Rear Adm. Mark Fitzgerald said that although the strategy has changed as Afghanistan's Taliban militia and bin Laden's al-Qaida terror network have been forced into "narrow areas," the amount of ordnance being unleashed on Afghanistan is within 10 percent of the peak since the military operation was launched Oct. 7. He would not say how many bombs were being dropped.

The United States launched the bombing Oct. 7, accusing the Taliban of harboring bin Laden and al-Qaida, the chief suspects in the Sept. 11 attacks on the United States. Initial targets included Taliban communications and military facilities across the country – but at one point, commanders were saying pilots had nearly exhausted such targets.

Aided by the U.S. bombing campaign, Afghan anti-Taliban forces on the ground were able to wrest control of most of the country from the Taliban, now clinging to their last stronghold in the southern city of Kandahar. Bin Laden and other al-Qaida leaders are believed in hiding in mountain caves, possibly in eastern Afghanistan.

"There are millions of caves out there," Fitzgerald said. "I don't think it would be humanly possible to take every cave out. ... You have to work on intelligence."

When the American bombing campaign started, the pilots knew what their targets were before they took off. Now, Fitzgerald said, pilots take off and are later given targets by U.S. special forces on the ground in Afghanistan, known as forward air controllers.

He said the planes are also focusing more on supporting troops on the ground, including the more than 1,000 U.S. Marines in southern Afghanistan and anti-Taliban Afghan forces.

Elsewhere in the Arabian Sea on Thursday, military physicians aboard the USS Bataan treated nine wounded anti-Taliban Afghan fighters injured in a bombing accident that killed three U.S. soldiers and five Afghans.

About 20 U.S. personnel and an undetermined number of Afghans were also wounded by the stray U.S. bomb that fell north of Kandahar in the deadliest "friendly fire" accident of the conflict in Afghanistan.

The wounded Afghans were flown aboard a CH-46 transport helicopter on a trip that that took several hours from the U.S. Marine base in southern Afghanistan.

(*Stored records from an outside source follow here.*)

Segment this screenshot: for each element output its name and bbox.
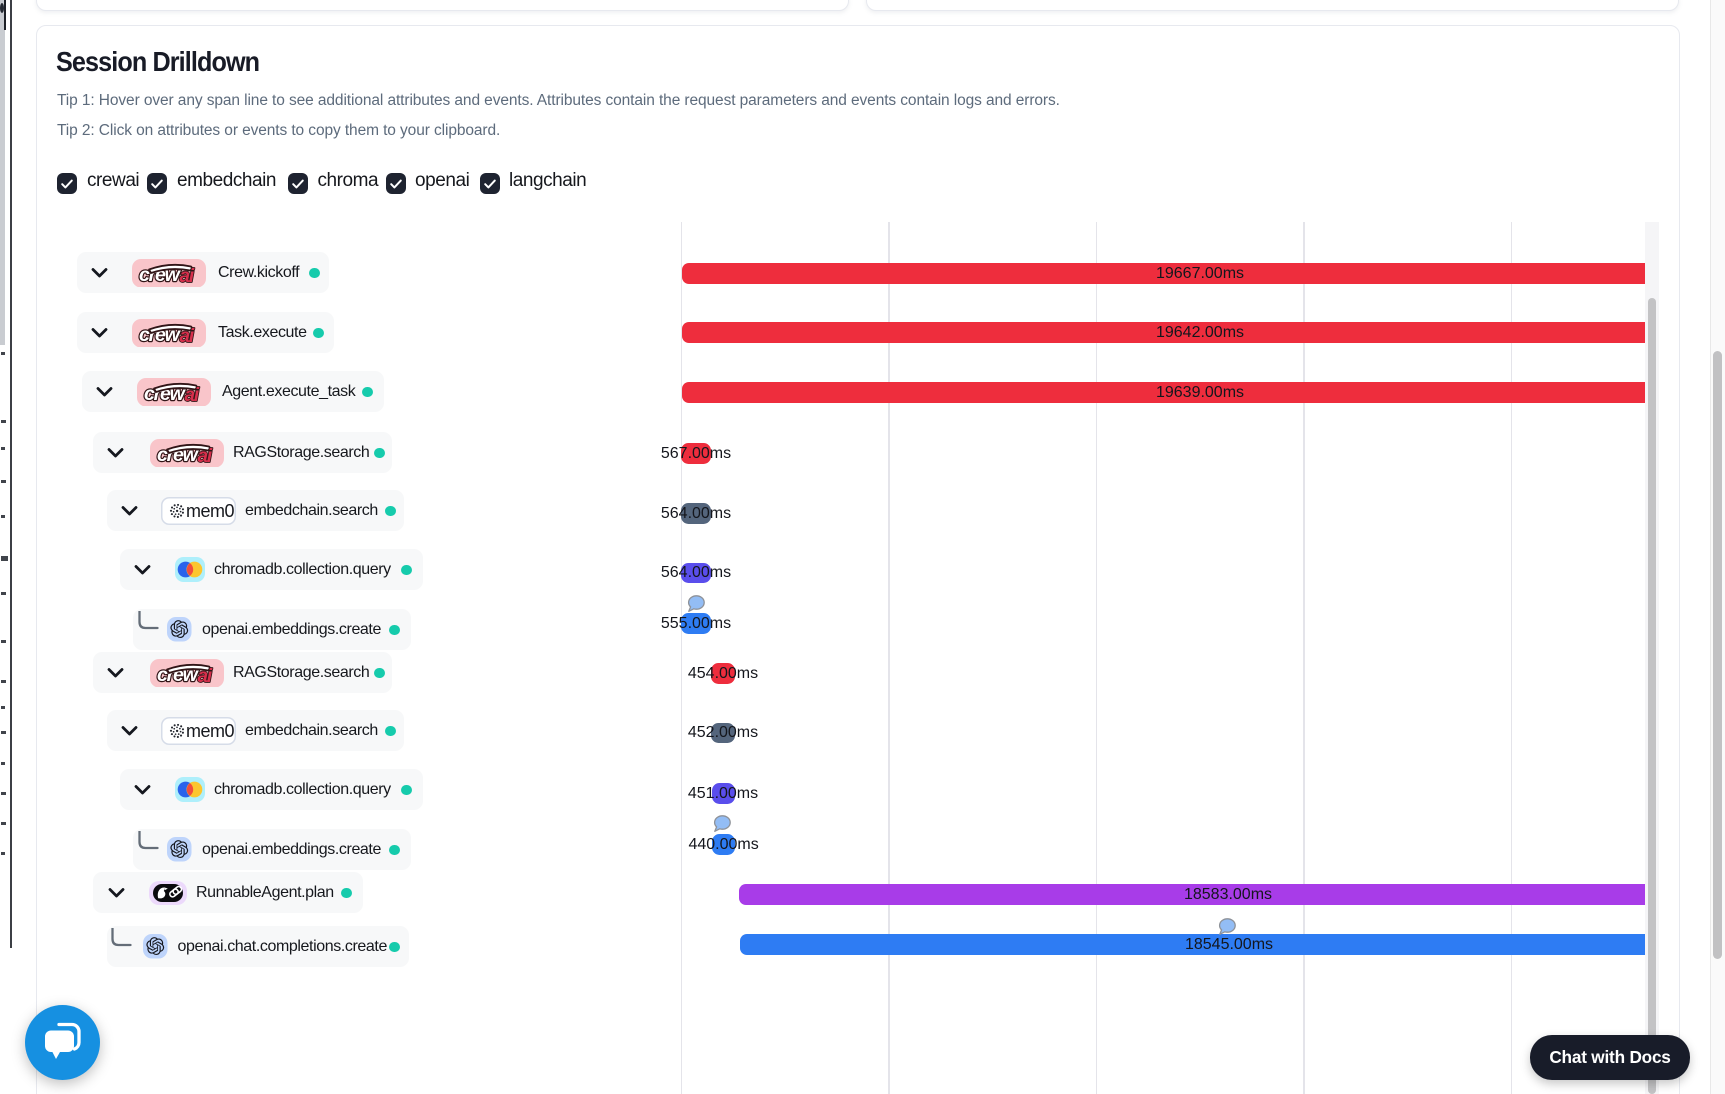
- svg-text:mem0: mem0: [186, 721, 234, 741]
- svg-text:ai: ai: [180, 266, 195, 287]
- svg-text:ai: ai: [197, 666, 212, 687]
- svg-text:ai: ai: [184, 385, 199, 406]
- svg-text:ai: ai: [180, 326, 195, 347]
- svg-text:mem0: mem0: [186, 501, 234, 521]
- svg-text:ai: ai: [197, 446, 212, 467]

No wounded U.S. soldiers were brought to the Bataan. Another group of Afghans, their number unknown, was flown to the USS Peleliu. Officials did not say whether any wounded Americans were taken to the Peleliu.

Capt. Benjamin Newman, a senior Navy medial officer aboard the Bataan, said five of the Afghans were critically wounded. He said injuries included chest wounds, collapsed lungs and fractures. One of the fighters had his leg amputated and four were on ventilators, Newman said. Only two were able to communicate, he said.

Newman said that the Afghans were "very stoic men," who never complained about pain or even asked for water.

Reporters were not given access to the injured fighters.

U.S. warplanes on Thursday bombed an al-Qaida cave hide-out in the mountainous east. Anti-Taliban Afghan tribesmen, meanwhile, have been closing on Kandahar from the north, south and the east.